George Romney, Mitt's headstrong dad, stormed out of the 1964 Republican convention to protest the party's foot-dragging on civil rights.

Gaskell Romney, Mitt's self-made grandfather, built one of the finest homes in Salt Lake City.

PHOTOS: Flip through photos from Romney family history

Miles Romney, Mitt's fiery great-grandfather, became a polygamist, with five wives, on the orders of Mormon leader Brigham Young.

With ancestors like these — each plays a supporting role in The Real Romney — it's not surprising that the book's focus, the Republican presidential frontrunner, is one of the least colorful Romneys.

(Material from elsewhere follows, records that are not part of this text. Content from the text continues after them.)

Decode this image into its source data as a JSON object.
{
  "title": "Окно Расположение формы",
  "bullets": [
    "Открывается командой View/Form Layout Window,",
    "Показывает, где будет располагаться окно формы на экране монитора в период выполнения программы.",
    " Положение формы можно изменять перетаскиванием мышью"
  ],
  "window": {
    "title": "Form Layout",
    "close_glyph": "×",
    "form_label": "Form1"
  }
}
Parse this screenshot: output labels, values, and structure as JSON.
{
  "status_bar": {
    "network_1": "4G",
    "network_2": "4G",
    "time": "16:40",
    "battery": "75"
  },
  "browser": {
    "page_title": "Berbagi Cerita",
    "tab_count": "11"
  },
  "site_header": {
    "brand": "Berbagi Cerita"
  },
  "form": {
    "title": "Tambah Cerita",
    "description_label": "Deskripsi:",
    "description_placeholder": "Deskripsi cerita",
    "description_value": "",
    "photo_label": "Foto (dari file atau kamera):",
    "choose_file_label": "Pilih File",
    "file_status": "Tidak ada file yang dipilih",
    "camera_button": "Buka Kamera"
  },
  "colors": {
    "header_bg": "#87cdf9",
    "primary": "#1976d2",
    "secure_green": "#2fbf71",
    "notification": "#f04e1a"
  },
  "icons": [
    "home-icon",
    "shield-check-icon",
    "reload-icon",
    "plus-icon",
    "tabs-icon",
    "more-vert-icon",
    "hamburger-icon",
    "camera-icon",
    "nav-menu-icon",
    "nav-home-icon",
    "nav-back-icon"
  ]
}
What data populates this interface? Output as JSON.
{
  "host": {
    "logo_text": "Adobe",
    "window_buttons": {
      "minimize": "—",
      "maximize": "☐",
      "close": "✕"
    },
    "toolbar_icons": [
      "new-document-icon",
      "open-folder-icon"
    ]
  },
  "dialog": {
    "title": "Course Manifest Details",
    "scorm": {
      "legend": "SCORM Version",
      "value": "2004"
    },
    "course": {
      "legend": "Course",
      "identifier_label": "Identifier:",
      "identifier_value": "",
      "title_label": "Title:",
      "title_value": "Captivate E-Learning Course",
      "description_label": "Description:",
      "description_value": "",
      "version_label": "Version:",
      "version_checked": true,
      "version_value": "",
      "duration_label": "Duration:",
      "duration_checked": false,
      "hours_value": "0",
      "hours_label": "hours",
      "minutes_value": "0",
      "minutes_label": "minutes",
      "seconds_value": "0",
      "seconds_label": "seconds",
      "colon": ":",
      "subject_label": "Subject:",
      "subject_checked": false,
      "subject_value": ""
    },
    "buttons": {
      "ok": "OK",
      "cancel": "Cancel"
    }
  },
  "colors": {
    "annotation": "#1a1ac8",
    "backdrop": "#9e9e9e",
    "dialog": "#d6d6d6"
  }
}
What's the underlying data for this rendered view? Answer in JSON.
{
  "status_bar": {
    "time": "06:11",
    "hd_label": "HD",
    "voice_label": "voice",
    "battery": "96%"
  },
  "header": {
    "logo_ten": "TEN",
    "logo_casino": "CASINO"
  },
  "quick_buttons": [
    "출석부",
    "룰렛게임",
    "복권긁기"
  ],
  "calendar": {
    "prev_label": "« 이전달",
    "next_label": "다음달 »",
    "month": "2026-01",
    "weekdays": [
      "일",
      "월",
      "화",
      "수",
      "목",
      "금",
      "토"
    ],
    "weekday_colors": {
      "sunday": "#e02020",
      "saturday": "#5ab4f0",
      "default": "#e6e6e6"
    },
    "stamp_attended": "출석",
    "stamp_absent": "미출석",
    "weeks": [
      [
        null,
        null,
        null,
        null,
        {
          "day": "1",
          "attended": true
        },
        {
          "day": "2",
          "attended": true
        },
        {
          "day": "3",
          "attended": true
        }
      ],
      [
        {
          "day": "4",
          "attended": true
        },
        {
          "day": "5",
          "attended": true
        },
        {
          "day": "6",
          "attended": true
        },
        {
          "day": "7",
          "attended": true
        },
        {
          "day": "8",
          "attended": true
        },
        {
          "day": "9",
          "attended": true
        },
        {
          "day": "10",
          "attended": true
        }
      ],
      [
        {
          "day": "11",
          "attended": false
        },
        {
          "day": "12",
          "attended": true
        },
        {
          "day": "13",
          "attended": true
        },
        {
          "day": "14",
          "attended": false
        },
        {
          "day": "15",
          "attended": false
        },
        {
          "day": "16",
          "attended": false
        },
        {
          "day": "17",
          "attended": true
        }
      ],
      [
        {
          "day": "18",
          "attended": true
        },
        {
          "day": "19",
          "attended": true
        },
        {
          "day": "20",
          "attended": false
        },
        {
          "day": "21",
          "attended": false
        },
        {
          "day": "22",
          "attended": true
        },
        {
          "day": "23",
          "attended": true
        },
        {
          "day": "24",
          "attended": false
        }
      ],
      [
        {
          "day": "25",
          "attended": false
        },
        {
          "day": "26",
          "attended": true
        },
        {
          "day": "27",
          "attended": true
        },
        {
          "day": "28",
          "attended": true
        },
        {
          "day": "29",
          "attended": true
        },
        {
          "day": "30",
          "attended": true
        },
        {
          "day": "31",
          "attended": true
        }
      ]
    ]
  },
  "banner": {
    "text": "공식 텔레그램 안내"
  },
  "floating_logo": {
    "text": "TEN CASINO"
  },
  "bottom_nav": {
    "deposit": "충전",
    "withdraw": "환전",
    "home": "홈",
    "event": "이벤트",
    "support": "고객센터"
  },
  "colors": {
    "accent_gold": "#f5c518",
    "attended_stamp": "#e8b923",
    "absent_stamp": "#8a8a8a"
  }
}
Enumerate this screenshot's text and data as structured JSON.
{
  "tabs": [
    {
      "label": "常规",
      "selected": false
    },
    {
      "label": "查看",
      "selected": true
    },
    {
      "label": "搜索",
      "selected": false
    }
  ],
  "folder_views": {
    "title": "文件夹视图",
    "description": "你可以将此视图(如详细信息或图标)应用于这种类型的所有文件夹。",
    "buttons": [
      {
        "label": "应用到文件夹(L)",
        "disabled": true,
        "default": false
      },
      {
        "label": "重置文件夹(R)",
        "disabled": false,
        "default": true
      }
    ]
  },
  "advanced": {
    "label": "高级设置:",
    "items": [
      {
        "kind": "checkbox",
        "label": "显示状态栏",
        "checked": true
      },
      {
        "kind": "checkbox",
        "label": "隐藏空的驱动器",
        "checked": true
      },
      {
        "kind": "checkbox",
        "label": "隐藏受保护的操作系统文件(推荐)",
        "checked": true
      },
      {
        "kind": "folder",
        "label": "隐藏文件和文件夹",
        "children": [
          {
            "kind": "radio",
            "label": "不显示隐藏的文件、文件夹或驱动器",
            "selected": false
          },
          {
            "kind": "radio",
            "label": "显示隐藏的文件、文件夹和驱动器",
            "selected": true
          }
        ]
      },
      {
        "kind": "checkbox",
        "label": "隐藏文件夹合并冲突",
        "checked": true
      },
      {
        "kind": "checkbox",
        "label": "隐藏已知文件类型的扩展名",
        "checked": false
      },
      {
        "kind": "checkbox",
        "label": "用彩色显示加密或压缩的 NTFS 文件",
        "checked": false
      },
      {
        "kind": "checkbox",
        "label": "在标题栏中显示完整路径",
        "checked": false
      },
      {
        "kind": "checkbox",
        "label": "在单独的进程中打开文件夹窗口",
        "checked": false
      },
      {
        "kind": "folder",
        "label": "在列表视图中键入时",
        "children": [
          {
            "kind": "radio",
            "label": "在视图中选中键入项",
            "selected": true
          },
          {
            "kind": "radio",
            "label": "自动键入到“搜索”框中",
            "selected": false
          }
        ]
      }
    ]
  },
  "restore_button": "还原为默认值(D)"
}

But what this biography lacks in contemporary drama and bombshells, it makes up for with balanced and rigorous reporting on Mitt Romney's life and career. Veteran Boston Globe journalists Michael Kranish and Scott Helman see him as data-driven and generous, but aloof with a "brittleness to his self-certainty." They document his skills as a "turnaround" specialist, but say he overstates his accomplishments.

He's portrayed as neither the job-cutting corporate raider attacked by his opponents, nor the one-man job machine in Romney's version. His net effect on jobs isn't clear.

His shift to the right on abortion and gay rights after his 2002 election as Massachusetts governor is seen as "a sweeping recalibration that erased any doubt that he had set his sights on a bigger prize."

The authors are especially good on his close relationship with his father, a three-term Michigan governor who unsuccessfully ran for president in 1968, and who died in 1995.

George Rooney was blunt and outspoken, "more idealistic than pragmatic." If he "shot from the hip, his son, before he shoots at all, carefully studies the target, lines up the barrel just right, and might even fire a few practice rounds."

The writing is clear, although the chapter on how Romney made a fortune at Bain Capital may challenge readers who, unlike Romney, didn't study law and business at Harvard.

The question — who's the real Romey? — is left to readers' judgment, but with more context than found in sound-bite-happy campaigns.

As for the now-famous 1983 family trip, with their Irish setter in a carrier atop their car, the book adds that after his sons noticed a brown liquid dripping down the back window, Romney coolly found a hose and washed down the car and dog — his "emotion-free crisis management" at work.